Мама советовала: если ты не хочешь делать то, что хочет от тебя музик, постарайся его не злить, и держи свое мнение при себе.
Взгляд Кощея неожиданно подобрел, хотя речь осталась нарочито ломанной:
— Одываться нада — чиста, пахнуть — вкусна, клиенте дать удовольствие — беспрекословий. Всё, что ни пожелают. Ясна?
— Ясно, — опять согласилась Рита. Кощей задумался:
— Можна тебя для науки побить?
—Зачем же? — удивилась она. — Товарный вид испортится же! Кому я побитая-то нужна буду?
—Ну-у... Есть и такие, спэшл, клиентс. Но ты мне понравился. Ты — умный. Иди работать.
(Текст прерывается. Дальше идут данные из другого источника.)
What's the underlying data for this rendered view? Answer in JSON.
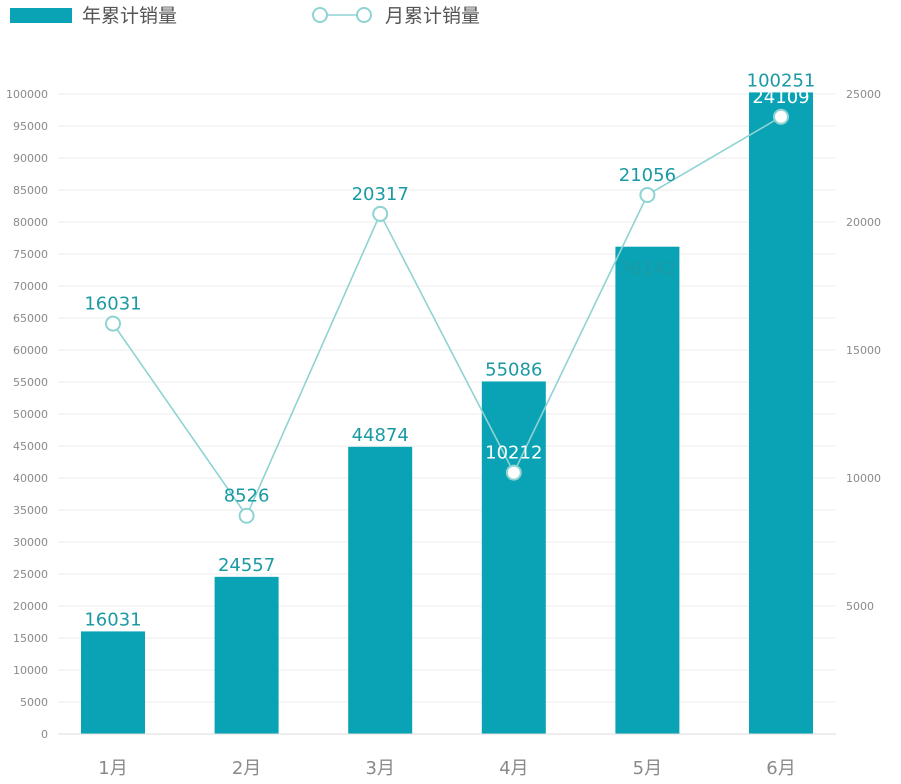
{
  "legend": {
    "bar_series_label": "年累计销量",
    "line_series_label": "月累计销量"
  },
  "colors": {
    "bar": "#0aa3b5",
    "line": "#8fd3d3",
    "marker_fill": "#ffffff",
    "bar_label": "#1a9aa3",
    "grid": "#ececec",
    "tick_text": "#8a8a8a"
  },
  "chart_data": {
    "type": "bar",
    "categories": [
      "1月",
      "2月",
      "3月",
      "4月",
      "5月",
      "6月"
    ],
    "series": [
      {
        "name": "年累计销量",
        "type": "bar",
        "axis": "left",
        "values": [
          16031,
          24557,
          44874,
          55086,
          76142,
          100251
        ],
        "label_position": [
          "above",
          "above",
          "above",
          "above",
          "inside",
          "above"
        ]
      },
      {
        "name": "月累计销量",
        "type": "line",
        "axis": "right",
        "values": [
          16031,
          8526,
          20317,
          10212,
          21056,
          24109
        ],
        "marker": "hollow-circle"
      }
    ],
    "y_left": {
      "min": 0,
      "max": 100000,
      "step": 5000,
      "ticks": [
        "0",
        "5000",
        "10000",
        "15000",
        "20000",
        "25000",
        "30000",
        "35000",
        "40000",
        "45000",
        "50000",
        "55000",
        "60000",
        "65000",
        "70000",
        "75000",
        "80000",
        "85000",
        "90000",
        "95000",
        "100000"
      ]
    },
    "y_right": {
      "min": 0,
      "max": 25000,
      "ticks": [
        "5000",
        "10000",
        "15000",
        "20000",
        "25000"
      ]
    },
    "grid": true,
    "legend_position": "top-left"
  }
}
Решив, что на этом аудиенция закончена, Рита предпочла быстренько убраться.
Пингвин сначала отвел ее в душевую, велел раздеться и всю обмерил засаленным сантиметром. Ополоснувшись под жиденькой коричневатой струйкой, она очутилась на вонючей кухне-столовой. Есть пришлось под маслеными взглядами и похотливыми цоканьями двух жирных то ли поваров, то ли сторожей. Один из них, отводя ее назад, в камеру с двухъярусными койками, всю дорогу щипал ее бедра. Она жеманно взвизгивала и била его по рукам,
— Что сказал Фашист? — за неимением иных развлечений товарки сразу же окружили с расспросами. — Чего-то обещал?
— Фашист? Вы так его зовете? А я думала: Кощей.
Проститутки засмеялись, а смуглолицая с азиатскими чертами, доселе не вымолвившая ни слова, мелодично проворковала:
— Наставлял, небось, что надо: раз — лежать, и два - молчать?
— И не рыпаться, — поддакнула хохлушка. Рита на все кивала и робко улыбалась, иногда проверяя рукой, на месте ли металлический зажим в волосах. Это была единственная вещь, которая осталась у нее от далекой Родины, из Катеринбурга. И, самое обидное, ей некого было винить, кроме себя.